Common Core Misinterpretation

Common Core Misinterpretation
One of the saddest things about the Common Core Standards is that classroom teachers are being coached in what to do by bureaucrats who seem to be foggy on the new guidelines and how they differ from standards teachers are already following.

A recent newspaper description of what is being done to prepare English teachers for CCSS in my state is typical of what is going on in the other 45 states that have agreed to implement the new standards. State and federal administrators are holding workshops for teachers.

New Recommendations Not So New
In the account I read, the teachers are described as “nervous” about the new reading guidelines and “concerned” about the recommendations to read “deeply.”

According to the article, the administrators are teaching local teachers “to judge the quality and complexity of books and articles.” It seems to me that teachers who are already employed as English instructors probably have the training and experience to do this.

One of the official CCSS "coaches" says that the Common Core language arts standards “expect students to justify their opinions and points of view with evidence.”

I have been an English teacher since the 1960s--well before NCLB and before CCSS--and during the entire time I have expected my students to justify their opinions and points of view with evidence. That’s what teachers do who teach the 5-paragraph essay form.

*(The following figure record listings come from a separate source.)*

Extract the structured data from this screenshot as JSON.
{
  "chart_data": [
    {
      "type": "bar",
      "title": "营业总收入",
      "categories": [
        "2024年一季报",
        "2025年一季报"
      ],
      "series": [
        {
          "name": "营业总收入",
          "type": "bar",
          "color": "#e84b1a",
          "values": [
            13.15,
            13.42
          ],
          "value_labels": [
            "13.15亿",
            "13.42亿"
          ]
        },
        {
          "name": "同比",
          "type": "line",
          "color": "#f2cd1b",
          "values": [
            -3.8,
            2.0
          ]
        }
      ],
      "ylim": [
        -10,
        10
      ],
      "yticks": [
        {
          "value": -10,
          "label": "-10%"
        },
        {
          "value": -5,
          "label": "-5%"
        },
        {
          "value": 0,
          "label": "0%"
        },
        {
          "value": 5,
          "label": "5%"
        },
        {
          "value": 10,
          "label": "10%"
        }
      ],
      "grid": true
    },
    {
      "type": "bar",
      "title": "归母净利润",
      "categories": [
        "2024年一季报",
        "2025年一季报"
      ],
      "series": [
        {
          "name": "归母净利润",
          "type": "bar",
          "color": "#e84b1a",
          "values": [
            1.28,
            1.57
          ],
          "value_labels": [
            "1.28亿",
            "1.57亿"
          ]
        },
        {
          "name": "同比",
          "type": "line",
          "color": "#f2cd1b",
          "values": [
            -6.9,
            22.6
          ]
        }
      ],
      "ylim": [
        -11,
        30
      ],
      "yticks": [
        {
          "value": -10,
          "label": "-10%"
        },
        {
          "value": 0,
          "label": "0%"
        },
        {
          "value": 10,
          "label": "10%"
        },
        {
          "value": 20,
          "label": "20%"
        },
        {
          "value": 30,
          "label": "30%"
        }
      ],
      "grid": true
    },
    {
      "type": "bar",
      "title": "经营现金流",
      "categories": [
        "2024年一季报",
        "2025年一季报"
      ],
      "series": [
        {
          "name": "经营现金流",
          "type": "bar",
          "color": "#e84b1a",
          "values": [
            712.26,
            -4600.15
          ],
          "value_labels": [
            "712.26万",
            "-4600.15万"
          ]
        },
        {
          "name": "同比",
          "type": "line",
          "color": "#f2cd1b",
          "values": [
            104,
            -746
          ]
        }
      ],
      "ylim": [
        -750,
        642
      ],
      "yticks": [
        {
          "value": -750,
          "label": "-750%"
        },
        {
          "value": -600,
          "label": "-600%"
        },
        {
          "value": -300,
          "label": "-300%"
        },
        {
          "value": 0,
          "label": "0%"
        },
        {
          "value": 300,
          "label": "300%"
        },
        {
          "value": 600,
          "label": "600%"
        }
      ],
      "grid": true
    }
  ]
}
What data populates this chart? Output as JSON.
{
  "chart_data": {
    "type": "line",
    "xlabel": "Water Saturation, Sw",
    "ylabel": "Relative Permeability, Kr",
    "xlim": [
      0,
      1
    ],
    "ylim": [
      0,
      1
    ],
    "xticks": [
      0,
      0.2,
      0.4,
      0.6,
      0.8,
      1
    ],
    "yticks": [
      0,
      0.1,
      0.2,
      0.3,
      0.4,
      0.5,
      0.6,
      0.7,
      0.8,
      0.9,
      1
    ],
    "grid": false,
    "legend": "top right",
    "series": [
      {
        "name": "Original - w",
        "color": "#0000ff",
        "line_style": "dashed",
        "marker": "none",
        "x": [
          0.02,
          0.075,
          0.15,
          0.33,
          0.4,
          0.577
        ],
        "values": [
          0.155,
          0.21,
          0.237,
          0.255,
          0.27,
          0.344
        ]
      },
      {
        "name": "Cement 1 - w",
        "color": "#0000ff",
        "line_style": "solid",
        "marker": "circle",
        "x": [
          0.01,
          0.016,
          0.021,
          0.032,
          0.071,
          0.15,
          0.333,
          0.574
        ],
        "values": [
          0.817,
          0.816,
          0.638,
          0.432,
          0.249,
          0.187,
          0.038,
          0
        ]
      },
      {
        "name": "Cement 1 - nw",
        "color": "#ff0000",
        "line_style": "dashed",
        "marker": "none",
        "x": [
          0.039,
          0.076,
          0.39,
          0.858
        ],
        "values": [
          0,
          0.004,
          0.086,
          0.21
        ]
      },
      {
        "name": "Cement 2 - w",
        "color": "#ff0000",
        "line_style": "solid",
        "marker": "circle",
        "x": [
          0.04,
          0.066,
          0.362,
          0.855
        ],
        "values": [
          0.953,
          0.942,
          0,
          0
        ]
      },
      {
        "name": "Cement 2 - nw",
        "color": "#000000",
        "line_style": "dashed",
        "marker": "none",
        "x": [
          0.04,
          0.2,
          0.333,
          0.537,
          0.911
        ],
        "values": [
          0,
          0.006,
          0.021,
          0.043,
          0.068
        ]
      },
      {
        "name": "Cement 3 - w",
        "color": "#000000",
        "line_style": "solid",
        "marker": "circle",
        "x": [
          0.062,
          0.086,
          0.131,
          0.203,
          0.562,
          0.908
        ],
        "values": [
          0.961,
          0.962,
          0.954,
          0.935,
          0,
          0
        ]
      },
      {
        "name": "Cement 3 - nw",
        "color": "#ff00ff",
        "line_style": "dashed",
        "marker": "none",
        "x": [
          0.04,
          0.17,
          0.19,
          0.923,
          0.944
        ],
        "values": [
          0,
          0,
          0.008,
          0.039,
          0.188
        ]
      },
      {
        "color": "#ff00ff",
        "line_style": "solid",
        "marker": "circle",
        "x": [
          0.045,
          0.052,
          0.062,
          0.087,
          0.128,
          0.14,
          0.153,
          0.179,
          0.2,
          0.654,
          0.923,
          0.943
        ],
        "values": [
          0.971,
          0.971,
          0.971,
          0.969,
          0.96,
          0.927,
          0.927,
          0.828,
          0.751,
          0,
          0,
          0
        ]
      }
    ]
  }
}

Scary Views on "Good Reading"
An administrator who boasts the title Director of Federal Programs and Special Programs for her district makes three statements about reading that should send a chill down the spine of every parent and English teacher in the land:

1. “In the past, we equated good reading with lots of reading.”

2. “Kids can get more out of snippets of literature versus reading 1,000 pages.”

3. “Good reading now is looking at reading as a means of gaining background knowledge of information.”

First, “good reading” is what it has always been: well-written content that expands the reader’s experience of the human condition. The implication that “lots of reading” is an old-fashioned idea best discarded is ridiculous. The more good reading students engage in, the more educated and civilized they become.

Second, to say that students “can get more out of snippets of literature versus reading 1,000 pages” is the kind of nonsense one would expect to read on an adolescent's blog. Moreover, it completely misrepresents the Common Core directive regarding “close reading.”

Third, to talk about “background knowledge” and “information” in the same breath, as if they meant different things, reveals a weakness of vocabulary on the part of the speaker. She seems to be implying that with the advent of the Common Core Standards, classical literature has become irrelevant and that the only “good” reading is reading that imparts specific, immediately useful information--like what you’d find in a phone book or service manual.

This is the kind of nonsense and misinformation that is being conveyed to classroom teachers around the country as their states prepare to implement the Common Core Standards.

Parents and Teachers Need to Inform Themselves
It will be a grave and irreparable loss to American education if the last tie our children have to a world of ethical and civil behavior and rich linguistic expression is severed by an inane shift to “informational text” only.

Parents and language arts teachers who do not want to see the English curriculum gutted of content that nourishes the mental development of the children in their care cannot afford to get their information at second hand. They must plod through the standards for themselves in order to separate fact from the half-digested misinformation going the rounds through official channels.